Of course, we didn’t deliver; we probably never could have. During my four and a half years at the embassy, we protected the election process by building consensus among squabbling politicians, calmed confrontations between Barzani’s peshmerga and the Iraqi army, and ensured the inclusion of Sunni Arabs in the national government. On top of this, we also had a major insurgency and terror campaign on our hands.
We knew that our failure to address the disputed territories and conflicting Kurdish-Arab claims to places like Kirkuk was dangerous. When I was back working in Iraq again from 2008 to 2010, Ambassador Ryan Crocker predicted in a senior staff meeting that our leaving the Kirkuk issue unresolved “would destroy Iraq.” Distracted by each new crisis du jour, we never mounted a sustained, determined effort to bring Erbil and Baghdad together to resolve the smoldering problem of the disputed territories.

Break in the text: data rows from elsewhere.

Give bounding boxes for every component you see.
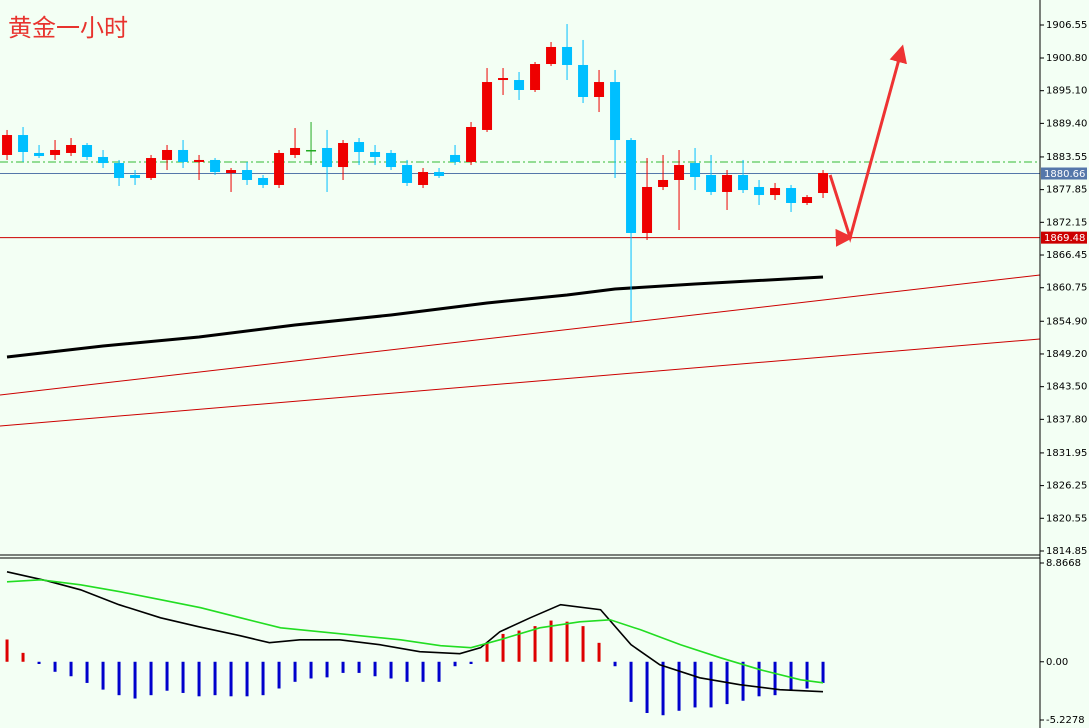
y-tick-label: 1837.80 bbox=[1046, 414, 1087, 425]
candle-body bbox=[450, 154, 461, 162]
candle-body bbox=[146, 158, 157, 178]
price-label: 1880.66 bbox=[1044, 169, 1085, 180]
candle-body bbox=[562, 46, 573, 65]
candle-body bbox=[674, 165, 685, 180]
y-tick-label: 1877.85 bbox=[1046, 185, 1087, 196]
y-tick-label: 1883.55 bbox=[1046, 152, 1087, 163]
candle-body bbox=[354, 142, 365, 152]
y-tick-label: 1826.25 bbox=[1046, 481, 1087, 492]
y-tick-label: 1895.10 bbox=[1046, 86, 1087, 97]
y-tick-label: 1831.95 bbox=[1046, 448, 1087, 459]
trendline bbox=[0, 274, 1041, 396]
y-tick-label: 1872.15 bbox=[1046, 217, 1087, 228]
candle-body bbox=[226, 170, 237, 173]
candle-body bbox=[386, 152, 397, 168]
candle-body bbox=[706, 175, 717, 192]
y-tick-label: 1849.20 bbox=[1046, 349, 1087, 360]
candle-body bbox=[178, 149, 189, 162]
candle-body bbox=[626, 140, 637, 233]
y-tick-label: 1906.55 bbox=[1046, 20, 1087, 31]
candle-body bbox=[594, 82, 605, 97]
price-label-box bbox=[1041, 231, 1087, 244]
candle-body bbox=[290, 147, 301, 155]
candle-body bbox=[610, 82, 621, 141]
candle-body bbox=[306, 149, 317, 152]
y-tick-label: 8.8668 bbox=[1046, 558, 1081, 569]
candle-body bbox=[162, 149, 173, 160]
candle-body bbox=[578, 64, 589, 97]
indicator-line bbox=[6, 571, 824, 693]
candle-body bbox=[418, 172, 429, 185]
candle-body bbox=[98, 156, 109, 164]
candle-body bbox=[194, 159, 205, 162]
candle-body bbox=[530, 64, 541, 90]
chart-title: 黄金一小时 bbox=[8, 14, 128, 42]
y-tick-label: 1866.45 bbox=[1046, 250, 1087, 261]
candle-body bbox=[514, 80, 525, 90]
candle-body bbox=[274, 152, 285, 185]
candle-body bbox=[322, 147, 333, 168]
candle-body bbox=[242, 170, 253, 180]
trendline bbox=[0, 338, 1041, 427]
candle-body bbox=[690, 163, 701, 178]
candle-body bbox=[466, 126, 477, 162]
candle-body bbox=[498, 78, 509, 81]
plot-layer: 1906.55 1900.80 1895.10 1889.40 1883.55 1877.… bbox=[0, 20, 1087, 726]
candle-body bbox=[770, 188, 781, 196]
candle-body bbox=[482, 82, 493, 130]
candle-body bbox=[802, 197, 813, 203]
price-label: 1869.48 bbox=[1044, 233, 1085, 244]
candle-body bbox=[2, 135, 13, 155]
y-tick-label: 1820.55 bbox=[1046, 513, 1087, 524]
candle-body bbox=[754, 186, 765, 196]
y-tick-label: 1814.85 bbox=[1046, 546, 1087, 557]
candle-body bbox=[66, 145, 77, 153]
candle-body bbox=[402, 165, 413, 183]
y-tick-label: 1854.90 bbox=[1046, 316, 1087, 327]
candle-body bbox=[18, 135, 29, 152]
price-label-box bbox=[1041, 167, 1087, 180]
candle-body bbox=[210, 159, 221, 173]
y-tick-label: -5.2278 bbox=[1046, 715, 1085, 726]
candle-body bbox=[818, 172, 829, 194]
candle-body bbox=[658, 179, 669, 187]
candle-body bbox=[738, 175, 749, 191]
candle-body bbox=[642, 186, 653, 233]
candle-body bbox=[82, 145, 93, 157]
candle-body bbox=[258, 177, 269, 185]
y-tick-label: 1900.80 bbox=[1046, 53, 1087, 64]
projection-arrow bbox=[828, 44, 907, 247]
indicator-line bbox=[6, 578, 824, 684]
candle-body bbox=[370, 151, 381, 157]
y-tick-label: 1889.40 bbox=[1046, 118, 1087, 129]
candle-body bbox=[130, 175, 141, 178]
y-tick-label: 0.00 bbox=[1046, 657, 1068, 668]
moving-average bbox=[6, 275, 824, 359]
candle-body bbox=[546, 46, 557, 65]
y-tick-label: 1843.50 bbox=[1046, 382, 1087, 393]
candle-body bbox=[34, 152, 45, 157]
candle-body bbox=[50, 149, 61, 155]
y-tick-label: 1860.75 bbox=[1046, 283, 1087, 294]
candle-body bbox=[722, 175, 733, 192]
candle-body bbox=[338, 142, 349, 168]
candle-body bbox=[434, 172, 445, 176]
candle-body bbox=[114, 163, 125, 178]
candle-body bbox=[786, 188, 797, 203]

Events in the disputed territories now serve as a painful microcosm of how Iraqis handle major political disputes. In 2014, the Kurdish Region took advantage of Baghdad’s military weakness in the face of ISIS’s blistering advance to send peshmerga to seize Kirkuk and its adjacent oilfields. There was no political discussion or dialogue between the Kurds and the weak government in Baghdad; the Kurds just used force of arms. To be fair, had the Kurds not done this, ISIS would surely have seized the territory and its oil. It was a serious overreach for the Kurds, however: Taking the oilfields and ruling the ethnically mixed city of Kirkuk further poisoned Kurdish relations with many in Baghdad. The Americans said nothing, instead insisting that the Iraqis to set aside their old grievances for the sake of the struggle against ISIS.